I have heard of the author's name though. I have read one of his stories in an anthology of Hindi stories. This "post-modern" thing in the comment above reminds me (and I take it to mean non-realistic/experimental writing) of another contemporary writer, Vinod Kumar Shukla whose two novels Naukar ki Kameez (The Servant's Shirt) and Deewar mein ek Khidki Rehti Thi (A window lived in a wall) are both very experimental works, far removed from the standard social realist genre. I have read both of them, liked them too but in a low-key sort of way. His poetry collection with the strange title "Wah Aadmi Chala Gaya Naya Garam Coat Pahankar Vichar Ki Tarah" (That man went away wearing a new warm coat like an idea) is also very acclaimed. If I remember correctly all these three books have won the Sahitya Akademi Awards.

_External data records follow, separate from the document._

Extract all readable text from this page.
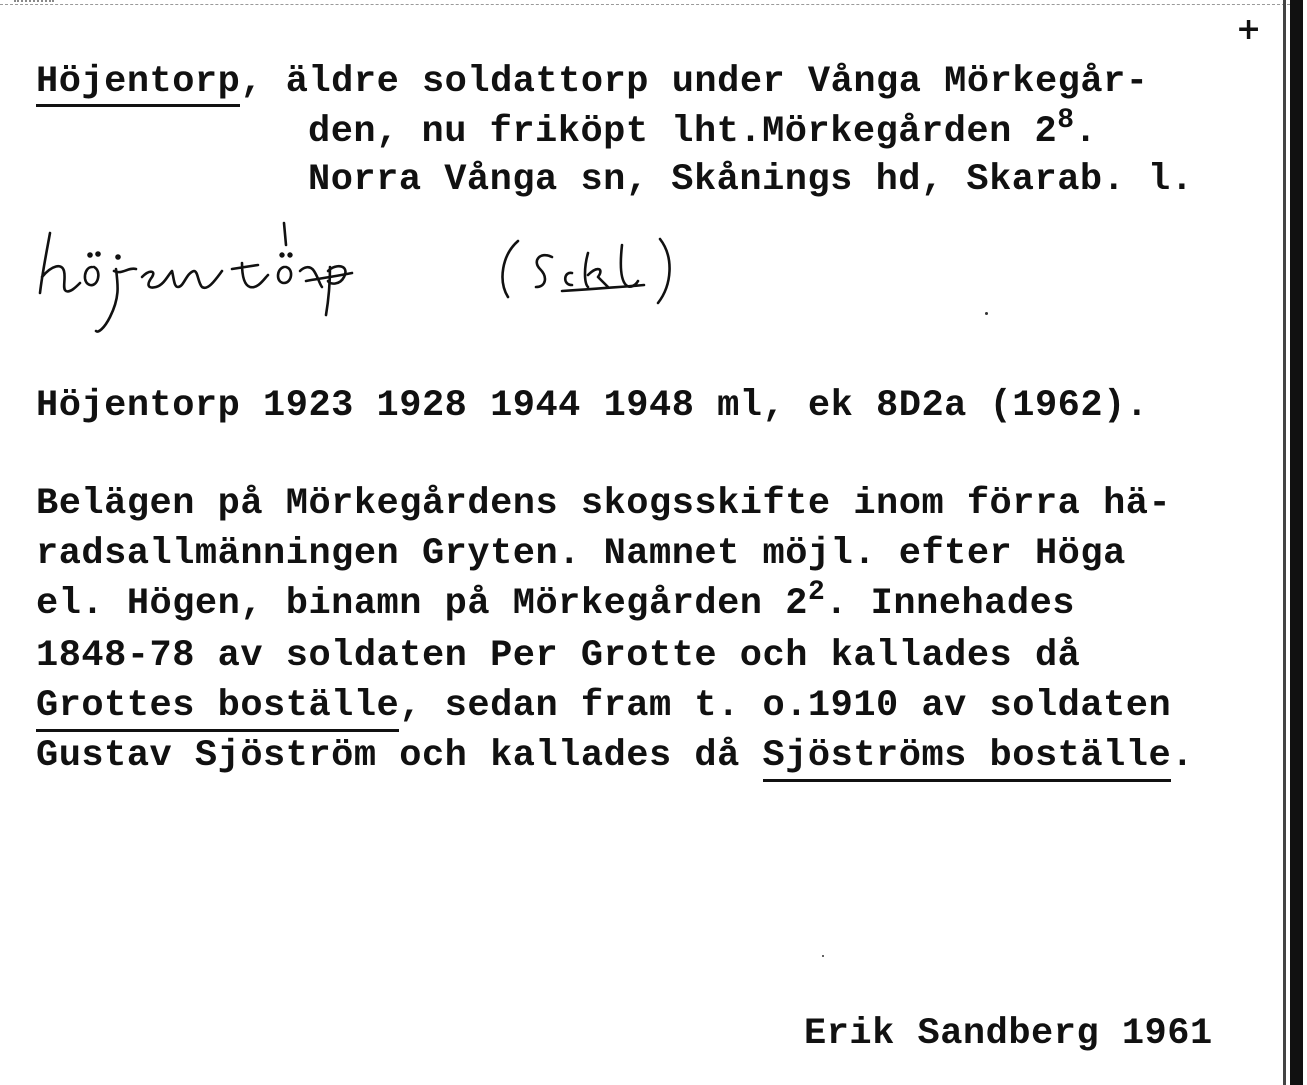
+
Höjentorp, äldre soldattorp under Vånga Mörkegår-
den, nu friköpt lht.Mörkegården $2^8$.
Norra Vånga sn, Skånings hd, Skarab. l.
Höjentorp 1923 1928 1944 1948 ml, ek 8D2a (1962).
Belägen på Mörkegårdens skogsskifte inom förra hä-
radsallmänningen Gryten. Namnet möjl. efter Höga
el. Högen, binamn på Mörkegården $2^2$. Innehades
1848-78 av soldaten Per Grotte och kallades då
Grottes boställe, sedan fram t. o.1910 av soldaten
Gustav Sjöström och kallades då Sjöströms boställe.
Erik Sandberg 1961
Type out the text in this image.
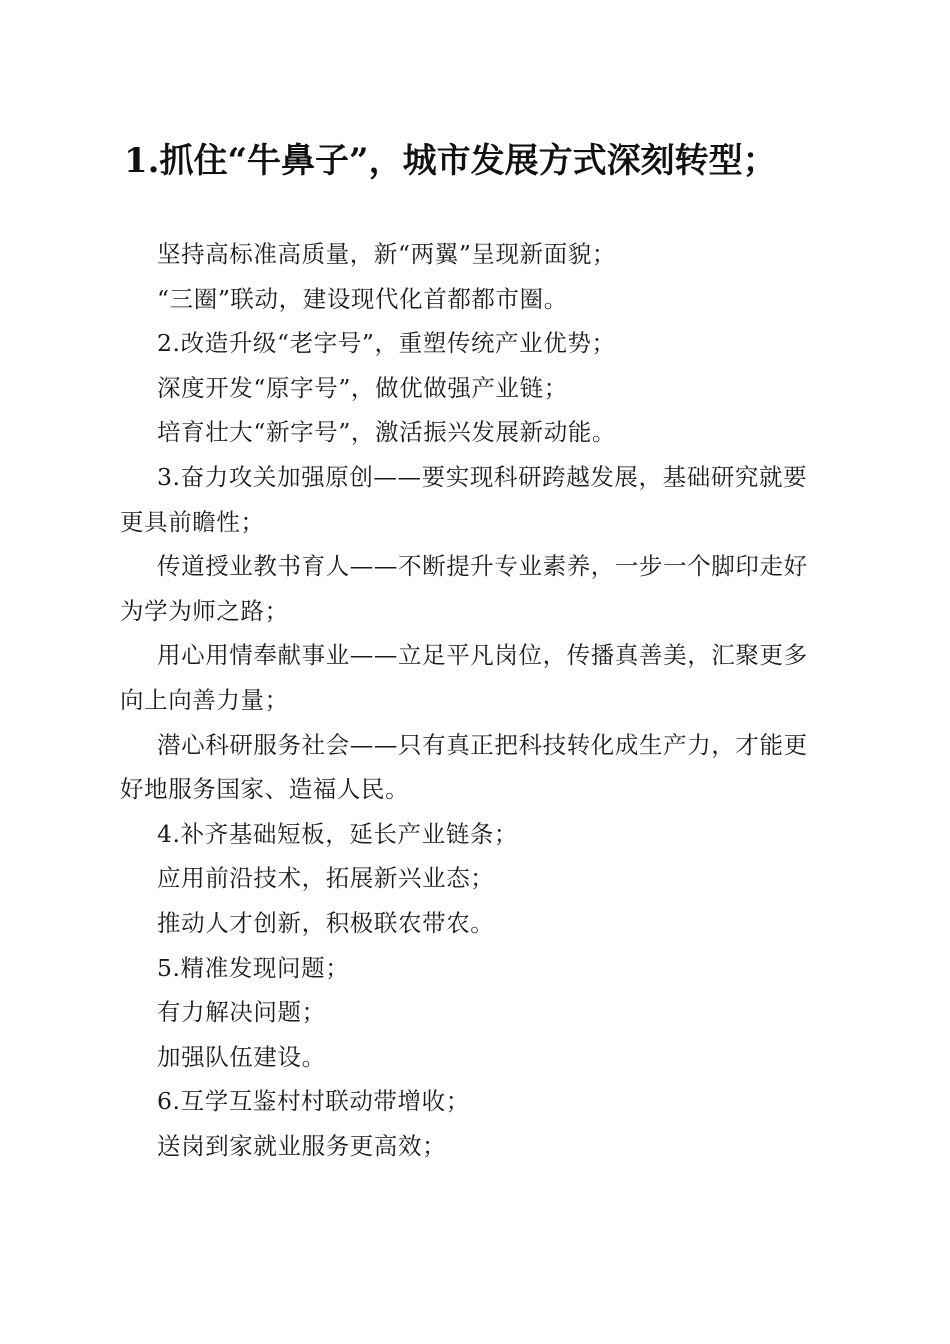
1.抓住“牛鼻子”，城市发展方式深刻转型；

坚持高标准高质量，新“两翼”呈现新面貌；

“三圈”联动，建设现代化首都都市圈。

2.改造升级“老字号”，重塑传统产业优势；

深度开发“原字号”，做优做强产业链；

培育壮大“新字号”，激活振兴发展新动能。

3.奋力攻关加强原创——要实现科研跨越发展，基础研究就要更具前瞻性；

传道授业教书育人——不断提升专业素养，一步一个脚印走好为学为师之路；

用心用情奉献事业——立足平凡岗位，传播真善美，汇聚更多向上向善力量；

潜心科研服务社会——只有真正把科技转化成生产力，才能更好地服务国家、造福人民。

4.补齐基础短板，延长产业链条；

应用前沿技术，拓展新兴业态；

推动人才创新，积极联农带农。

5.精准发现问题；

有力解决问题；

加强队伍建设。

6.互学互鉴村村联动带增收；

送岗到家就业服务更高效；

Servant's Shirt was adapated into a movie too by Mani Kaul which I haven't seen. (imdb link here.) Also related this old but interesting news report from the hindu.

2 comments:

Anonymous said...

Szirtes is working on Satantango right now. It should be published late this year or early next by New Directions. I have a translation of the "Knowing Something" chapter in an anthology, and if it's representative (and I'm sure it is), Satantango is as great as his other books.

My recommendation for translation: Infinite Deadlock, by Dmitry Galkovsky! Supposedly one of the greatest contemporary Russian novels. I'd be very curious to read it.

Alok said...

wow, that's a very good news. thanks!